Football is becoming more and more youthful and the money to attract young talent is flying. Kylian Mbappe for 142 million euros or Ousmane Dembele for more than 100 million euros are the most extreme examples. On the other hand players such as Toni Kroos or Leonardo Bonucci leave for less than 50 million euros.
This difference can be explained by the fact that buying a young player is a long-term investment. But it is still a very big price difference when we see what a mature player can bring to a squad. Looking at big clubs such as Real Madrid, Juventus Turin or Chelsea demonstrate that young players are not really the key to win important trophies.
Here we will try to measure the importance and influence of players age and strategies behind on team performances in Premier League.
Before going deep, first let see how clubs handle with age distribution
The figure above show that there are no outlying teams, with a fair distribution between young and old players. Nevertheless, top clubs (first part of leaderboard) have much more young player than second part table teams. On the contrary, clubs in bottom of leaderboard have in overall more older players.

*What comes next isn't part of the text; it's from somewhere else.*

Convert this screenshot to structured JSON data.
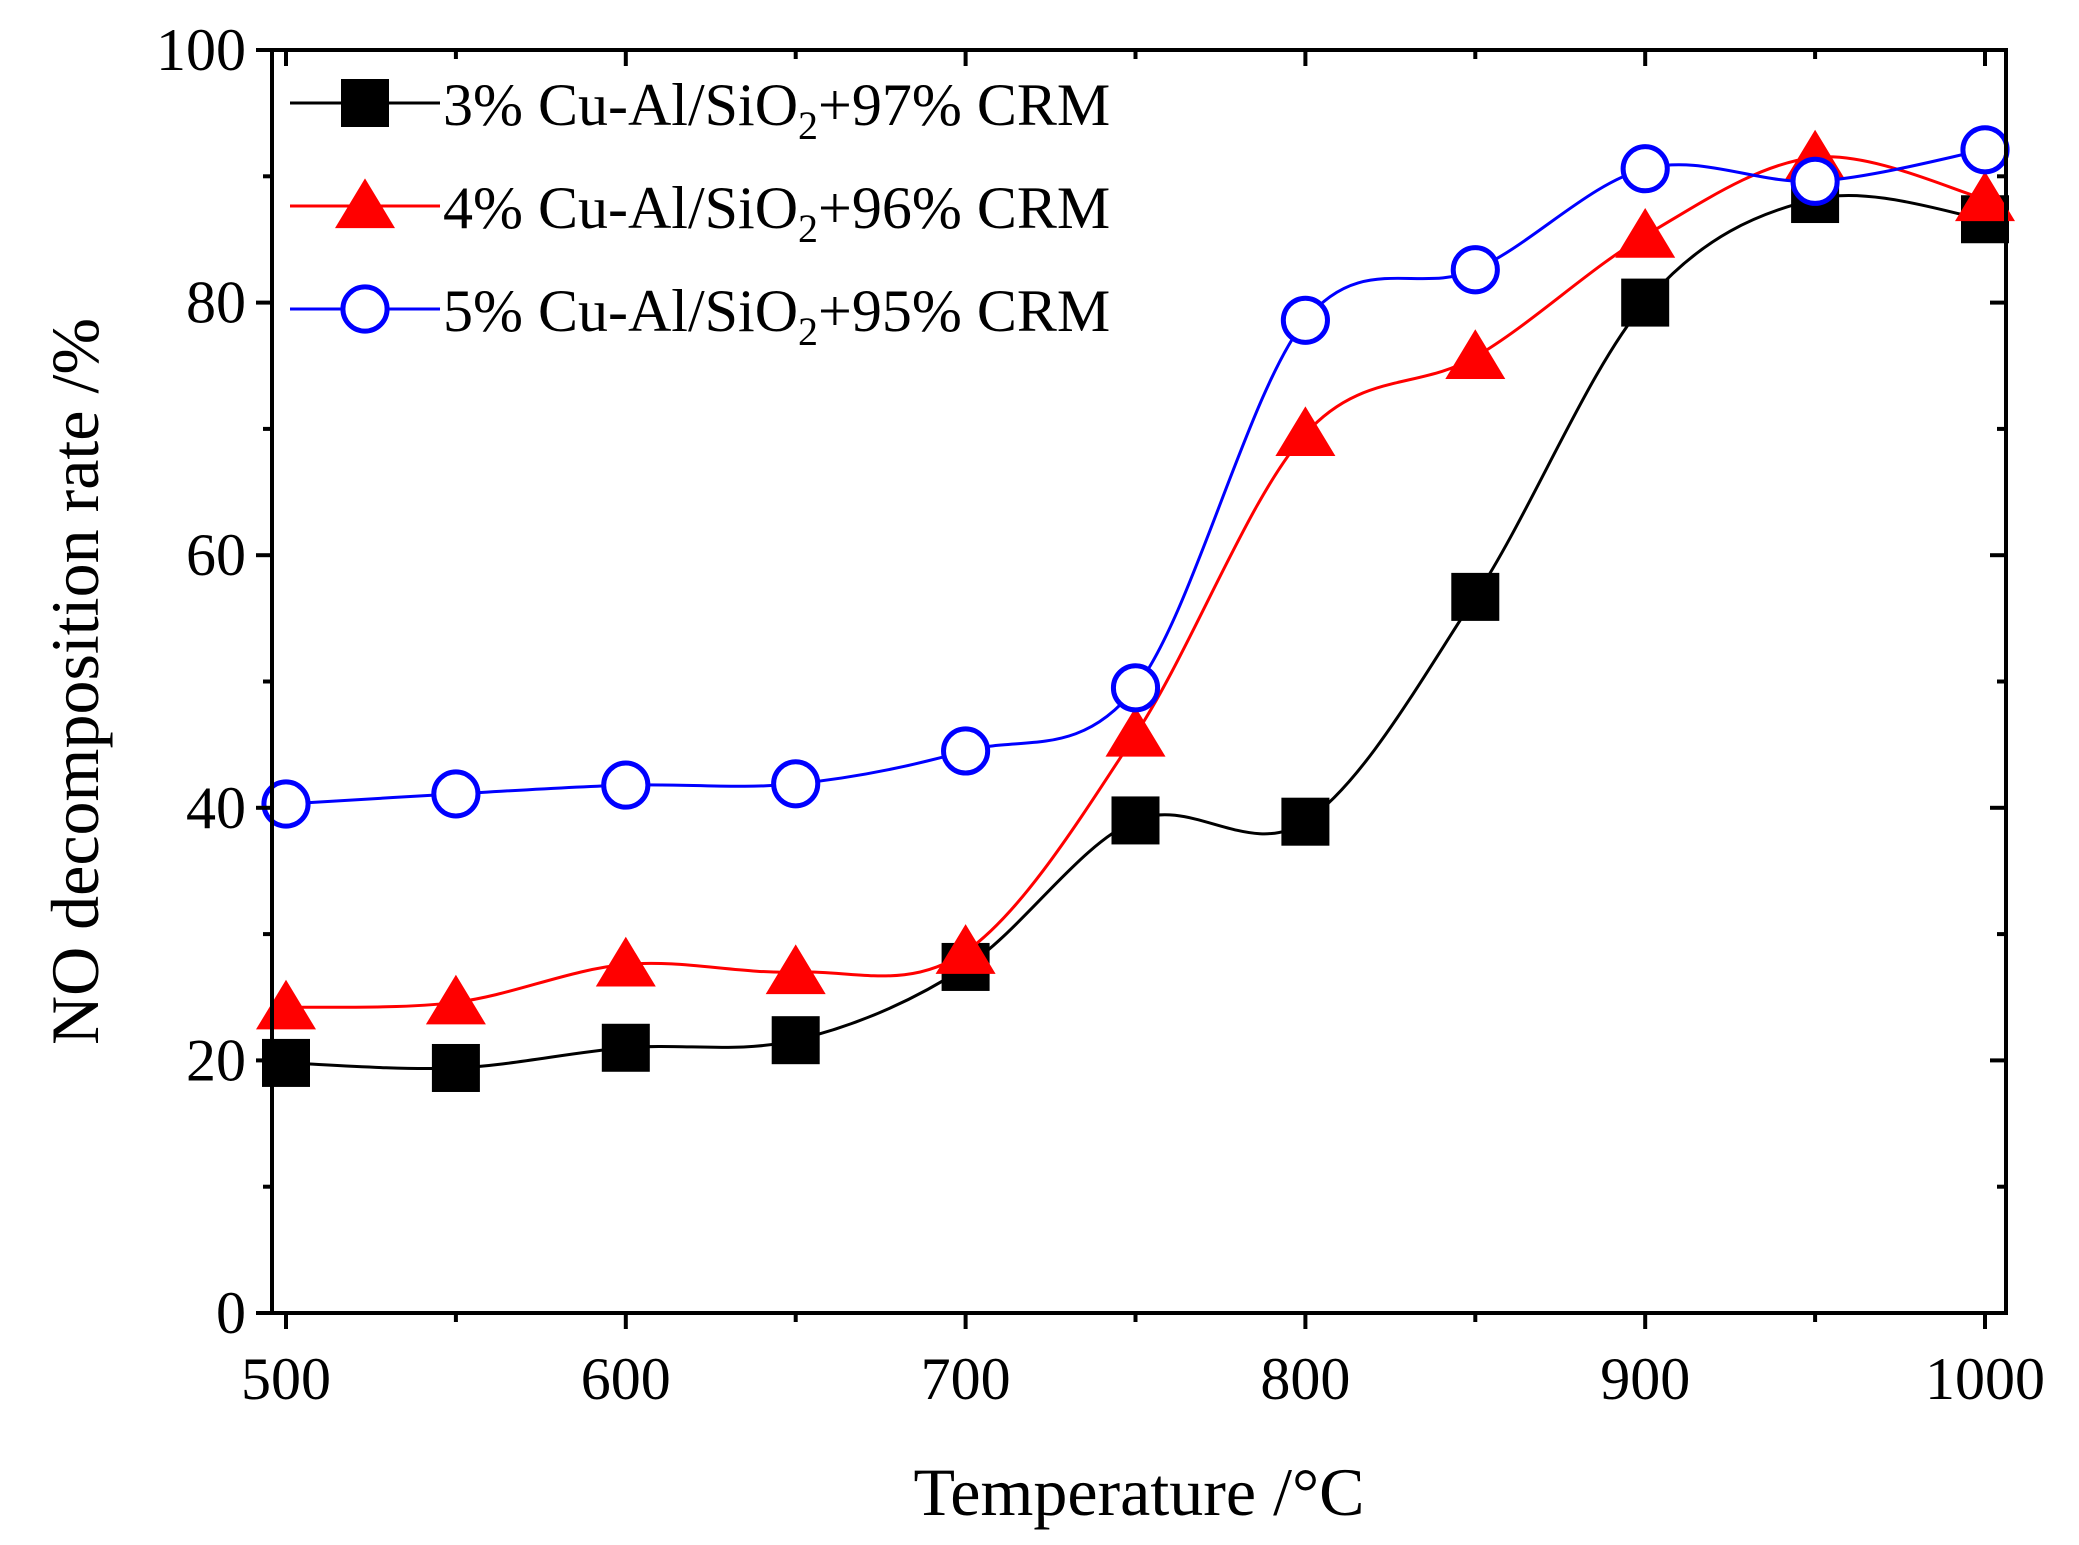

It’s not a surprising fact: big clubs such as Chelsea, Manchester United or Tottenham are well known for their academy which enrols a lot of young players thanks to their high level structure development (and thanks to money).
What is more difficult to see here is the difference between big clubs and other teams : top clubs have fewer players – 25 in average – when other clubs have more than 30 players. We already saw this fact in this piece: best clubs (all around the Europe) used to have a low rotation squad rate.
Using young players
If we look more deeper we can find good insight. Here is a figure showing minutes played for each age range.
It’s interesting to looking at minuted played by age instead of just counting players in each age range. First thing here is Chelsea who give fewer minutes for young players. In the same way, The Blues don’t use so much older, experienced players. If we compare them with other top clubs, we can see that it was maybe a key for Chelsea Premier League 2016-17 title.
Another interesting thing is the kind of correlation in first part of the table between minutes played by young players and leaderboard position (from Liverpool to Southampton). Lacking of good players in some part of these teams don’t let the choice to play with young talent, who are sometimes near the high level and so who claim to be part of first team (Marcus Rashford and Anthony Martial are good examples).
Fact that teams in second part of table don’t use their young players could be explain by the quality of their youth academy: young talents stolen by other big clubs or not able to have the level required to play in first team.
Figure below show the average number of goals per 90 minutes for each age range. Manchester City have really good young players, Gabriel Jesus the prime example, confirming the good management from Pep Guardiola in term of recruitment and youth development.
We can see that Arsenal and Everton are good in this one because their young players are more attacking than defensive ones.
The last figure below is a kind of statistical liar, so take it for what it’s worth.
Indeed, we showed above that Chelsea don’t use their young players, but if we calculate the average number of assists per 90 minutes we see that is about 0.31 (which is the best rate of the league) for Chelsea young players. In fact – looking at data – Nathaniel Chalobah (159 minutes), Kurt Zouma (247 minutes), Nathan Ake (98 minutes), who are more defensive player delivered one assists each.
It’s the same case in West Bromwich: for example, Jonathan Leko has 0.81 assist per 90 because he played 111 minutes and delivered only one assist. For an 18 year old man it is a good thing but it doesn’t show that West Bromwich have terrific young players.
There is even some good insights here: looking at Viktor Fischer for Middlesbrough with 3 assist in 439 minutes (0,62 assists per 90) show that there are some teams are able to attract talent, it’s another question if they can do keep them.
While teams have a good balance in terms of age distribution, there are a lot of different strategies build on it. Top clubs which attract the best talents reach to deal with them and to gain from their skills. In the other hand, lower level squads have some difficulties to play with young players, too concentrate to keep a stable level during all the season or not able to have enough good young players able to play in first team.
Looking at the Premier League last champion show that young player are not necessarily a key for win the title. It’s all about development strategies, putting in opposition clubs like Manchester City, with a focus on youth development and so long term strategy against club like Chelsea with young players leave in loan or on the bench, buying confirmed players instead.
This piece focused on the Premier League, but the conclusions we came up with might be different for other leagues, maybe one for a future article.
The data used here are from WhoScored.